EP Review: The Cortex Shift – Magic Bearded Chicken Subverts the System

The Cortex Shift

South Australian five-piece The Cortex Shift is a very musically interesting band. Their newest studio release Magic Bearded Chicken Subverts the System makes me think of Miles DavisIn a Silent Way because of its “quiet intensity”. Miles Davis’ album has a sort of divine subtlety to it that belies its incredible complexity. It’s a rhythmic masterpiece of delicate complexity. Magic Bearded Chicken Subverts the System is similar in this way, but not musically. It achieves this same wonderful feeling via completely different methods, and this leads me to believe it was unintentional (although Davis could be listed as TCS’s influence).

That said, the fact that they achieved it at all is wonderful, in my eyes. Another comparison could be made to Pekka Pohjola – the Finnish  jazz fusion artist known for his tenure in Wigwam. I am reminded strongly of the title track on my favorite Pohjola album, Katkavaraan Lohikaarme (if you try to google the album keep in mind that it has a lot of umlauts that I can’t type on my American keyboard). Again, the music isn’t similar, but the basses manage to achieve the same goal for me – a sort of rhythmic bliss.

Magic Bearded Chicken Subverts the System

The quiet intensity on Magic Bearded Chicken… comes from the juxtaposition of Ciara Ferguson’s grand piano over the driving beat of the rhythm section (Edward Bittner and Max Tulysewski on bass and drums, respectively). To bring the sound on a totally different level, we have Kyle Opie and Sam Morris with their—at times—incredibly spacey guitars. The guitar duo knows how to deliver a beefy riff cannonade throughout the EP’s six tracks. The best example of this that I can think of is “The Surface.” The music is composed so subtly that it manages to build to a thundering crescendo without the listener even realizing it. Once you finally get it, waves of sound are crashing over you and suddenly fall down again to begin the next track. I also love that there are parts of the record that deviate strongly from this, such as the experimental parts of “Coupris Kineema,” and the energetic jazz rock finale, “Smoot Pt. 2.” This helps to ensure it doesn’t get monotonous.
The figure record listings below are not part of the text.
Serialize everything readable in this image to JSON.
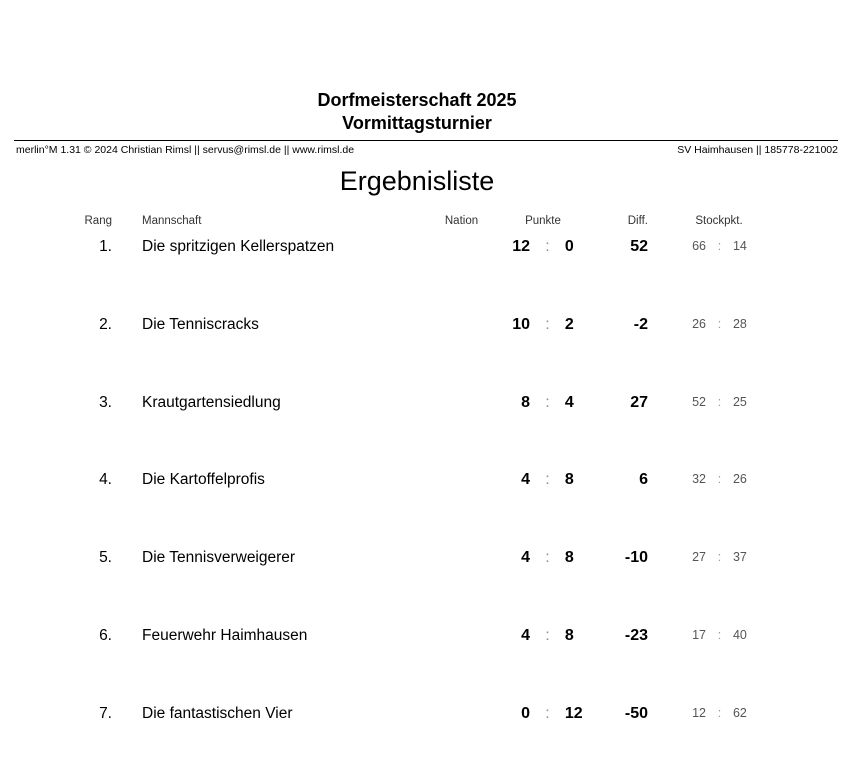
{
  "header": {
    "title_line1": "Dorfmeisterschaft 2025",
    "title_line2": "Vormittagsturnier",
    "info_left": "merlin°M 1.31 © 2024 Christian Rimsl || servus@rimsl.de || www.rimsl.de",
    "info_right": "SV Haimhausen || 185778-221002"
  },
  "list_title": "Ergebnisliste",
  "table": {
    "separator": ":",
    "columns": {
      "rang": "Rang",
      "mannschaft": "Mannschaft",
      "nation": "Nation",
      "punkte": "Punkte",
      "diff": "Diff.",
      "stockpkt": "Stockpkt."
    },
    "rows": [
      {
        "rank": "1.",
        "team": "Die spritzigen Kellerspatzen",
        "punkte_for": "12",
        "punkte_against": "0",
        "diff": "52",
        "stock_for": "66",
        "stock_against": "14"
      },
      {
        "rank": "2.",
        "team": "Die Tenniscracks",
        "punkte_for": "10",
        "punkte_against": "2",
        "diff": "-2",
        "stock_for": "26",
        "stock_against": "28"
      },
      {
        "rank": "3.",
        "team": "Krautgartensiedlung",
        "punkte_for": "8",
        "punkte_against": "4",
        "diff": "27",
        "stock_for": "52",
        "stock_against": "25"
      },
      {
        "rank": "4.",
        "team": "Die Kartoffelprofis",
        "punkte_for": "4",
        "punkte_against": "8",
        "diff": "6",
        "stock_for": "32",
        "stock_against": "26"
      },
      {
        "rank": "5.",
        "team": "Die Tennisverweigerer",
        "punkte_for": "4",
        "punkte_against": "8",
        "diff": "-10",
        "stock_for": "27",
        "stock_against": "37"
      },
      {
        "rank": "6.",
        "team": "Feuerwehr Haimhausen",
        "punkte_for": "4",
        "punkte_against": "8",
        "diff": "-23",
        "stock_for": "17",
        "stock_against": "40"
      },
      {
        "rank": "7.",
        "team": "Die fantastischen Vier",
        "punkte_for": "0",
        "punkte_against": "12",
        "diff": "-50",
        "stock_for": "12",
        "stock_against": "62"
      }
    ]
  },
  "colors": {
    "text": "#000000",
    "muted": "#555555",
    "separator": "#8f8f8f"
  }
}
Musically I wouldn’t call this pure jazz, but spiritually and aesthetically it couldn’t be jazzier. It has jazz’s unpretentious “coolness” seeping throughout, just welcoming you in. It’s very spacy in a way though, somewhat like the various forms of psychedelic rock.

Anyway, buy this EP. Support new bands in countries far across the globe! Eat some Aussie barbecue while listening to The Cortex Shift.